Steph Curry is known more for sinking threes in the NBA than sinking putts on the golf course, but that won’t stop him from helping to bring the sport of golf back to Howard University.
On Monday, Curry was in Washington D.C., where Howard is located, to announce his commitment to financially sponsor the school’s men’s and women’s golf programs for the next six years. According to CBS Sports, Curry’s donation will be seven figures.
“Golf is a sport that has changed my life in ways that are less tangible, but just as impactful,” the Golden State Warriors’ star guard said in a press release. “It’s a discipline that challenges your mental wherewithal from patience to focus, and is impossible to truly master, so when you hear about these passionate student athletes who have the talent but don’t have a fair shot at the game, it’s tough. I feel really honored to play a small role in the rich history of Howard University.”
Curry, a two-time NBA MVP, three-time NBA champion and golfing fanatic, offered to help after learning Howard has not had a golf team in more than four decades.
Curry decided to make his generous donation while visiting the Howard campus earlier this year at a viewing of “Emanuel,” a documentary movie about the June 2015 shooting of nine African-Americans at a church in Charleston, S.C. He and his Unanimous Media company were involved in the production of the film.
At the viewing, Curry met student Otis Ferguson IV, who shared with the NBA star that he gave up the sport of golf to attend Howard, an HBCU (historically black college or university). Ferguson had fought tirelessly yet unsuccessfully to start a golf team at the school. His story inspired Curry, who leveraged his influence and assets to help do what Ferguson could not do alone.
Stephen Curry addresses the audience and introduces Howard Univ. student Otis Ferguson and explains why he’s so impactful to Curry being here today.
— Candace Buckner (@CandaceDBuckner) August 19, 2019
Curry has a long history of compassion and generosity — from donating money to help victims of Hurricane Florence and Hurricane Harvey to finding time to teach basketball fundamentals to his fans.

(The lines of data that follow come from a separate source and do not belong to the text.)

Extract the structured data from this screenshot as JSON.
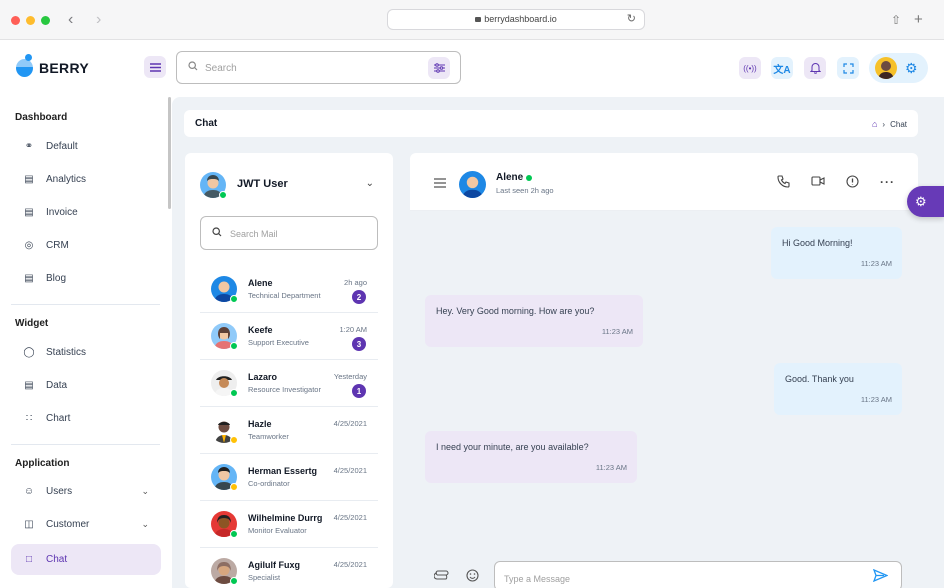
{
  "browser": {
    "url": "berrydashboard.io",
    "back_icon": "chevron-left-icon",
    "forward_icon": "chevron-right-icon",
    "reload_icon": "reload-icon",
    "share_icon": "share-icon",
    "new_tab_icon": "plus-icon",
    "traffic_colors": [
      "#ff5f57",
      "#febc2e",
      "#28c840"
    ]
  },
  "header": {
    "brand": "BERRY",
    "search_placeholder": "Search",
    "icons": [
      "live-customization-icon",
      "translate-icon",
      "notification-bell-icon",
      "fullscreen-icon",
      "settings-gear-icon"
    ]
  },
  "sidebar": {
    "groups": [
      {
        "heading": "Dashboard",
        "items": [
          {
            "label": "Default",
            "icon": "dashboard-gauge-icon"
          },
          {
            "label": "Analytics",
            "icon": "device-analytics-icon"
          },
          {
            "label": "Invoice",
            "icon": "invoice-file-icon"
          },
          {
            "label": "CRM",
            "icon": "lifebuoy-icon"
          },
          {
            "label": "Blog",
            "icon": "article-icon"
          }
        ]
      },
      {
        "heading": "Widget",
        "items": [
          {
            "label": "Statistics",
            "icon": "chart-arcs-icon"
          },
          {
            "label": "Data",
            "icon": "clipboard-list-icon"
          },
          {
            "label": "Chart",
            "icon": "chart-infographic-icon"
          }
        ]
      },
      {
        "heading": "Application",
        "items": [
          {
            "label": "Users",
            "icon": "user-check-icon",
            "has_submenu": true
          },
          {
            "label": "Customer",
            "icon": "basket-icon",
            "has_submenu": true
          },
          {
            "label": "Chat",
            "icon": "messages-icon",
            "active": true
          }
        ]
      }
    ]
  },
  "breadcrumb": {
    "title": "Chat",
    "path_current": "Chat",
    "home_icon": "home-icon"
  },
  "users_panel": {
    "current_user": "JWT User",
    "search_placeholder": "Search Mail",
    "contacts": [
      {
        "name": "Alene",
        "role": "Technical Department",
        "time": "2h ago",
        "unread": "2",
        "status": "online",
        "avatar_color": "#1e88e5"
      },
      {
        "name": "Keefe",
        "role": "Support Executive",
        "time": "1:20 AM",
        "unread": "3",
        "status": "online",
        "avatar_color": "#42a5f5"
      },
      {
        "name": "Lazaro",
        "role": "Resource Investigator",
        "time": "Yesterday",
        "unread": "1",
        "status": "online",
        "avatar_color": "#8d6e63"
      },
      {
        "name": "Hazle",
        "role": "Teamworker",
        "time": "4/25/2021",
        "unread": "",
        "status": "away",
        "avatar_color": "#5d4037"
      },
      {
        "name": "Herman Essertg",
        "role": "Co-ordinator",
        "time": "4/25/2021",
        "unread": "",
        "status": "away",
        "avatar_color": "#1e88e5"
      },
      {
        "name": "Wilhelmine Durrg",
        "role": "Monitor Evaluator",
        "time": "4/25/2021",
        "unread": "",
        "status": "online",
        "avatar_color": "#e53935"
      },
      {
        "name": "Agilulf Fuxg",
        "role": "Specialist",
        "time": "4/25/2021",
        "unread": "",
        "status": "online",
        "avatar_color": "#a1887f"
      }
    ]
  },
  "chat": {
    "contact_name": "Alene",
    "last_seen": "Last seen 2h ago",
    "actions": [
      "phone-call-icon",
      "video-call-icon",
      "info-circle-icon",
      "more-dots-icon"
    ],
    "messages": [
      {
        "text": "Hi Good Morning!",
        "time": "11:23 AM",
        "direction": "out"
      },
      {
        "text": "Hey. Very Good morning. How are you?",
        "time": "11:23 AM",
        "direction": "in"
      },
      {
        "text": "Good. Thank you",
        "time": "11:23 AM",
        "direction": "out"
      },
      {
        "text": "I need your minute, are you available?",
        "time": "11:23 AM",
        "direction": "in"
      }
    ],
    "composer_placeholder": "Type a Message",
    "composer_icons": [
      "paperclip-icon",
      "emoji-icon",
      "send-icon"
    ]
  },
  "colors": {
    "primary": "#5e35b1",
    "primary_light": "#ede7f6",
    "secondary_light": "#e3f2fd",
    "accent_blue": "#2196f3",
    "online": "#00c853",
    "away": "#ffc107",
    "background": "#eef2f6"
  }
}
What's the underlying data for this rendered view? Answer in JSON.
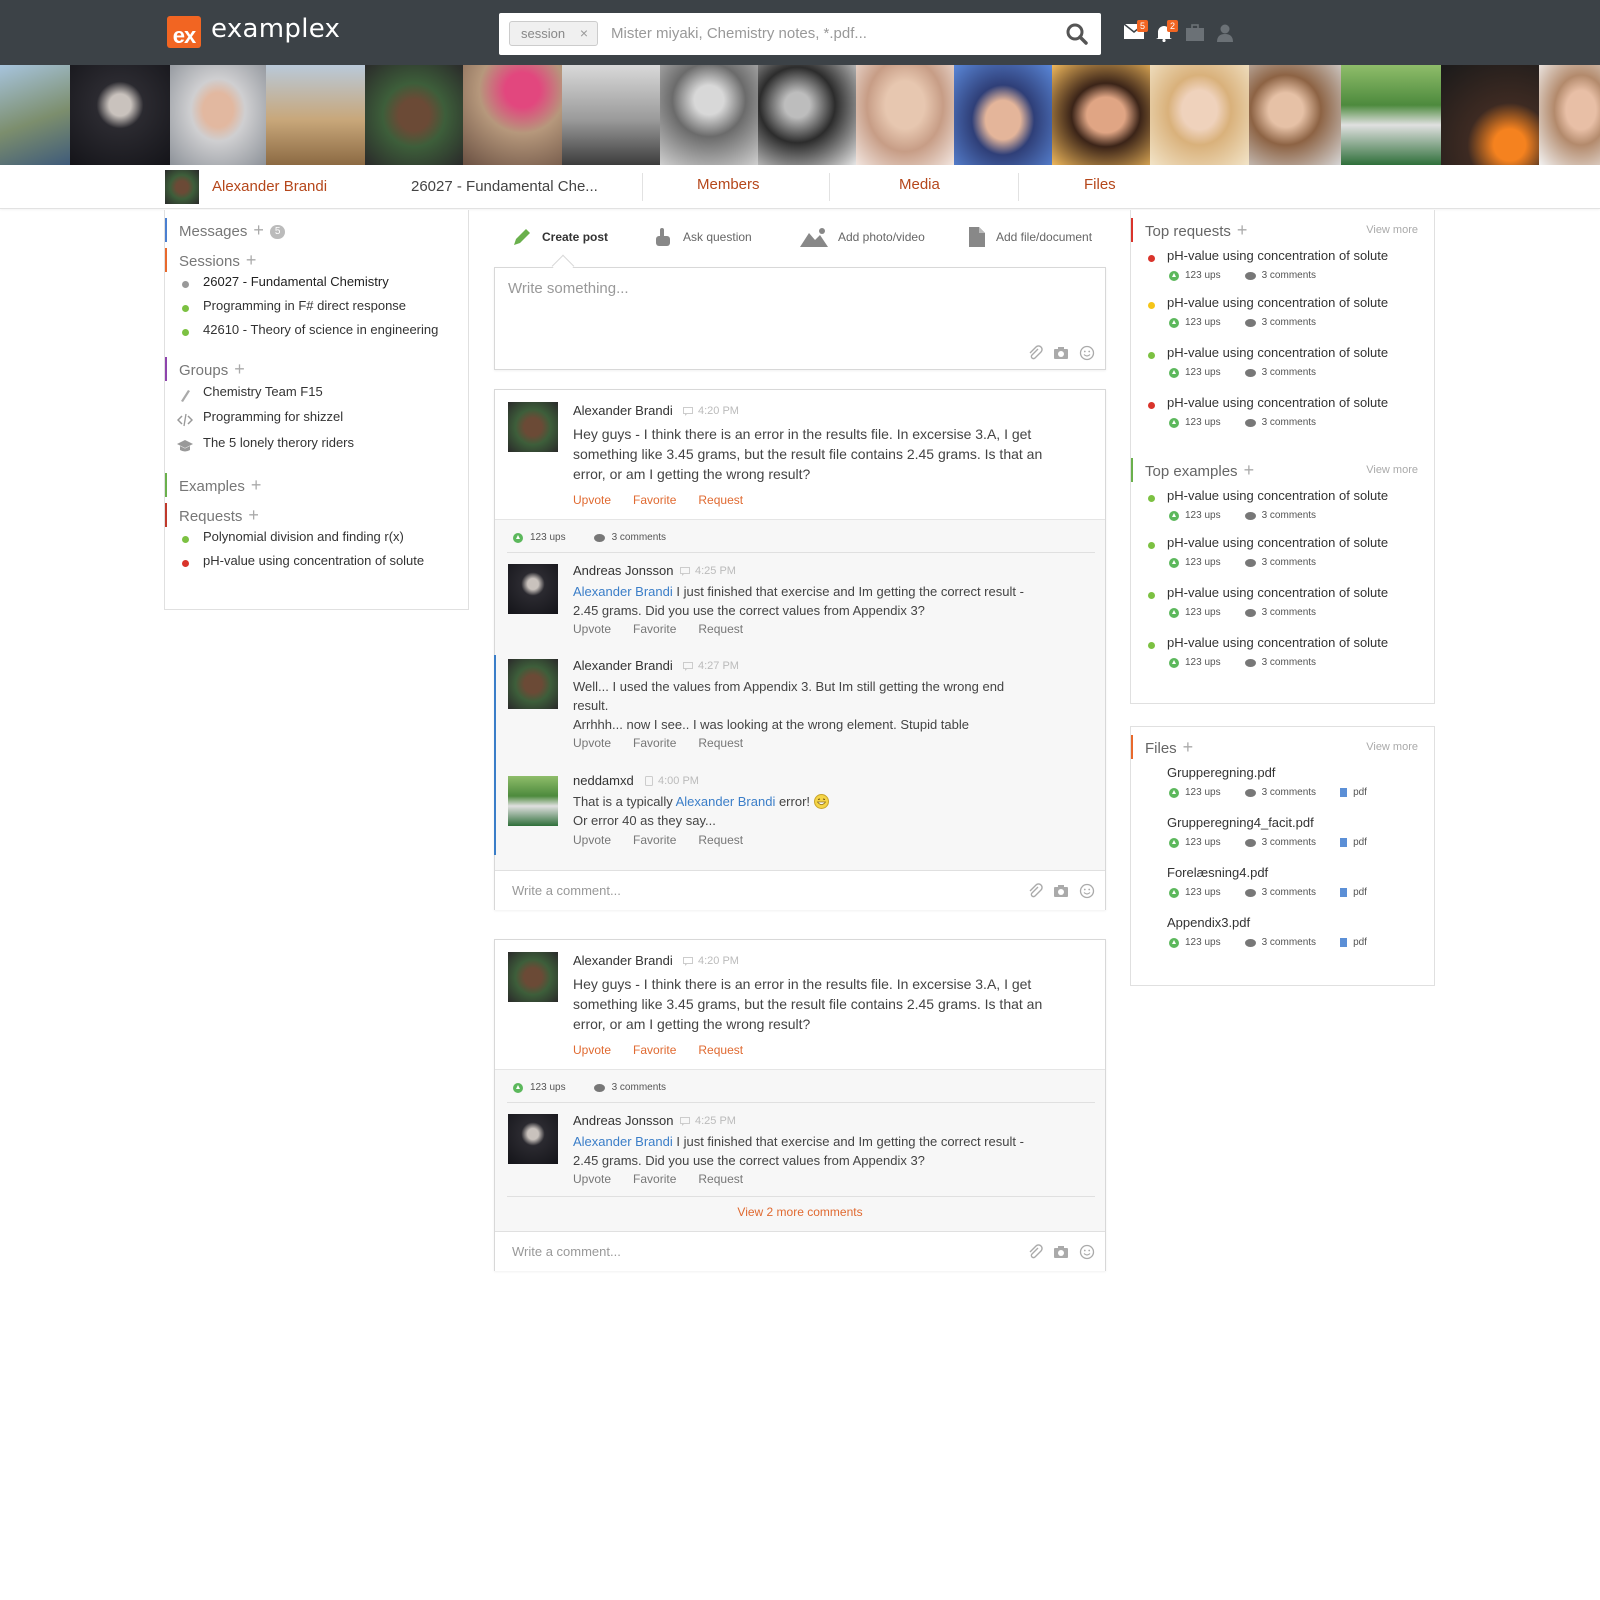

For Curry, it all stems from his faith in Christ.
“It’s very humbling to know I’m able to be on the stage that I am,” Curry told Sports Spectrum in 2013, “and I think God has put me in this situation to change this perspective on what it is to be a man of God and a player in the NBA. I want to use the gifts God gave me on the basketball court to uplift His name. That’s at the forefront of why I play the game.”
Because Howard is starting its golf program from nothing, it will take a few years before the school fields a team. The target date is the 2020-2021 academic year. The golf teams will be NCAA Division I.